Esfahani may be the top harpsichordist, at least on recordings, of today. The young Iranian harpsichordist makes his DGG debut here with a typically adventurous mix of Baroque classics and minimalist masterpieces. The opening variations by his father show that Domencio Scarlatti wasn’t the only famous harpsichordist in the family.  The 8 1/2-minute harpsichord concerto by Goreki uses minimalist tendencies, but has a number of extra-musical dimensions that go beyound a mere elebration of sonorities. The 12-min. Geminiani concerto grosso has a rhythmic drive similar to what drew J.S. Bach to the concerto grossi of Vivaldi, and a fresh use of repetitive figurations.

Isfanhani is very proud of the over 16-min. Steve Reich Piano Phase, which he created using recording facilities on the harpsichord. But though I like a couple Reich mucho-minimalist works, I found this one annoying. The CD closes with a magnificent performance of my favorite Bach concerto, the famous Bach Concerto for Harpsichord in d minor, with the Concerto Köln.  There are several competing versions, including one on a PENTATONE 1973 4.0 channel reissue with I Musici, but that one is quite laid back compared to this urgent performance. I only wish it were in hi-res surround, but that isn’t going to happen unless Archiv/Universal see fit to release it as a Pure Audio Blu-ray, which is unlikely. There also is a fine video version of the d minor harpsichord concerto on a Bach & Vivaldi set with the Labéque sisters on an EuroArts DVD.


Christoph Nichelmann is one of those composers whose music faded into total obscurity following their death, coming to light only lately due primarily to recordings.  He was born in northern Germany in 1717 and had lessons with J.S. Bach. He completed his education in Berlin and was second harpsichordist in the royal opera ensemble of the King of Prussia. He composed some chamber music, vocal and orchestral compositions, but his harpsichord sonatas and concertos are his most inspired works.
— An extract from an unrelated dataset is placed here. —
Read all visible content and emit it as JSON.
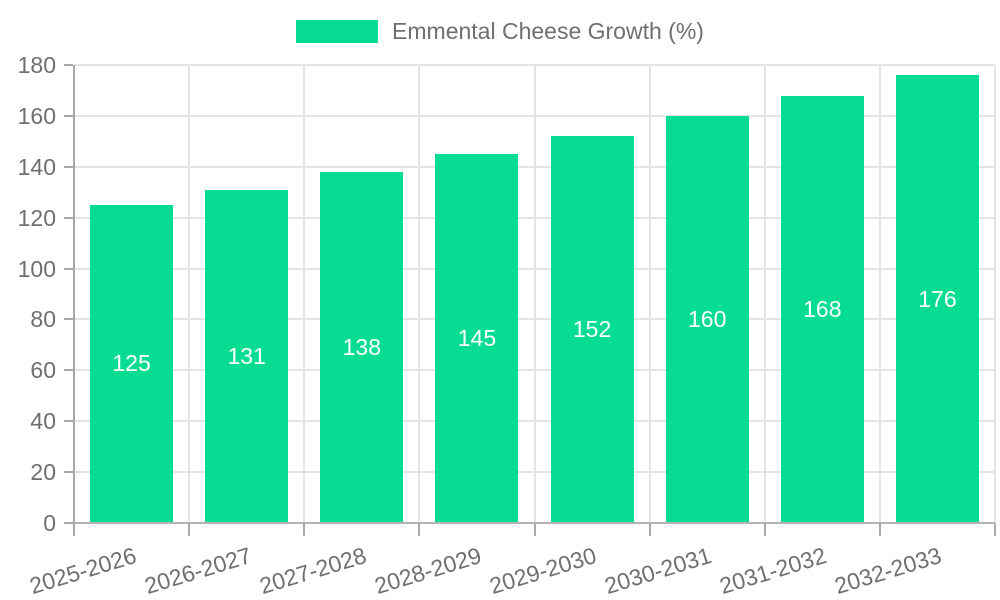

In these sonatas, we can still hear the heritage of Baroque music, but also the development of a more snsitive and expressive language. Like most of the music from the late 18th century, the sonatas do not descend into simplicity or vanity.

The harpsichordist has performed the complete Domenico Scarlatti works for harpsichord in Annecy, France, and has recorded the harpsichord concerti of both C.P.E. Bach and W. F. Bach, as well as Vivaldi album. While not quite as exciting as the Scarlatti sonatas, the sonatas of Nichelmann are serious works well worthy of this two-disc collection and we look forward to hearing more Nichaelmann.